Regarding the ex-US studies, the UK study is enrolling at 20 sites and has a targeted enrolment of 12,330 patients. That study does involve repeat dosing of the candidate COVID-19 vaccine four to six weeks apart in some arms of the study but doesn't specify when following dosing a look at COVID-19 cases compared to the control will be performed. The UK trial also includes an active comparator arm of two doses of a meningococcal vaccine, given 4-12 weeks apart. That could slow down any readout from the trial substantially. Further, a comparison of the ex-US studies shows some inconsistencies in the protocol. For example, there are differences in the second dose used in the UK and South African trials. Meanwhile, the Brazilian trial in 5,000 participants is only using a single dose.
It is worth mentioning that AZN has a 1,090-patient phase 1/2 study that could demonstrate efficacy but perhaps the confidence interval on that efficacy would be wider than the FDA wants (the lower bound would span below 30% efficacy; the FDA wants 50% efficacy with a lower bound above 30%). That trial won't be enough for approval anywhere in the world then but could signal that developing an effective COVID-19 vaccine is possible.

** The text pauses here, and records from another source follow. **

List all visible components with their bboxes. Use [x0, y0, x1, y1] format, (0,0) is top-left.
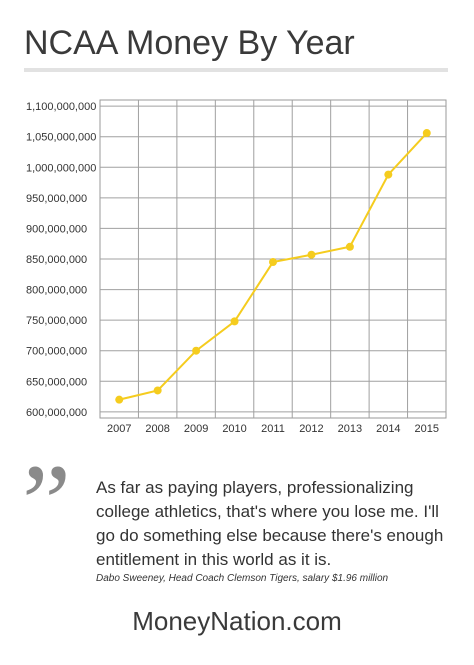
- line-chart: 600,000,000 650,000,000 700,000,000 750,000…: [26, 99, 447, 435]
- chart-axes: 600,000,000 650,000,000 700,000,000 750,000…: [26, 101, 439, 435]
- chart-series: [115, 129, 431, 404]
- x-tick-label: 2008: [145, 423, 169, 435]
- y-tick-label: 900,000,000: [26, 223, 87, 235]
- x-tick-label: 2009: [184, 423, 208, 435]
- data-point: [115, 395, 124, 404]
- y-tick-label: 1,100,000,000: [26, 101, 96, 113]
- data-point: [153, 386, 162, 395]
- x-tick-label: 2007: [107, 423, 131, 435]
- x-tick-label: 2015: [415, 423, 439, 435]
- data-point: [307, 250, 316, 259]
- y-tick-label: 1,050,000,000: [26, 132, 96, 144]
- chart-title: NCAA Money By Year: [24, 24, 355, 62]
- data-point: [384, 170, 393, 179]
- x-tick-label: 2010: [222, 423, 246, 435]
- quote-mark-icon: ”: [22, 442, 71, 564]
- y-tick-label: 1,000,000,000: [26, 162, 96, 174]
- x-tick-label: 2011: [261, 423, 285, 435]
- y-tick-label: 700,000,000: [26, 346, 87, 358]
- y-tick-label: 800,000,000: [26, 285, 87, 297]
- y-tick-label: 650,000,000: [26, 376, 87, 388]
- data-point: [230, 317, 239, 326]
- x-tick-label: 2013: [338, 423, 362, 435]
- y-tick-label: 950,000,000: [26, 193, 87, 205]
- quote-text: As far as paying players, professionaliz…: [96, 478, 444, 569]
- data-point: [422, 129, 431, 138]
- data-point: [345, 242, 354, 251]
- series-line: [118, 132, 428, 401]
- quote-attribution: Dabo Sweeney, Head Coach Clemson Tigers,…: [96, 573, 389, 584]
- data-point: [192, 346, 201, 355]
- title-divider: [24, 68, 448, 72]
- x-tick-label: 2014: [376, 423, 400, 435]
- footer-brand: MoneyNation.com: [132, 606, 342, 636]
- y-tick-label: 750,000,000: [26, 315, 87, 327]
- x-tick-label: 2012: [299, 423, 323, 435]
- data-point: [269, 258, 277, 267]
- y-tick-label: 600,000,000: [26, 407, 87, 419]
- y-tick-label: 850,000,000: [26, 254, 87, 266]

PFE/BNTX appear to be about two weeks ahead of MRNA in terms of timelines to report a result, due to the tighter dosing schedule (21 days vs. 29 days) and timelines for the endpoint (7 days vs. 14 days). Both trials appear to be enrolling at very similar rates. AZN/Oxford appears committed to not cutting any corners and a result in the US is further away. The timing of a result in AZN's ex-US studies seems harder to pin down and investors will need to wait for updates in that case.
Disclosure: I/we have no positions in any stocks mentioned, and no plans to initiate any positions within the next 72 hours. I wrote this article myself, and it expresses my own opinions. I am not receiving compensation for it (other than from Seeking Alpha). I have no business relationship with any company whose stock is mentioned in this article.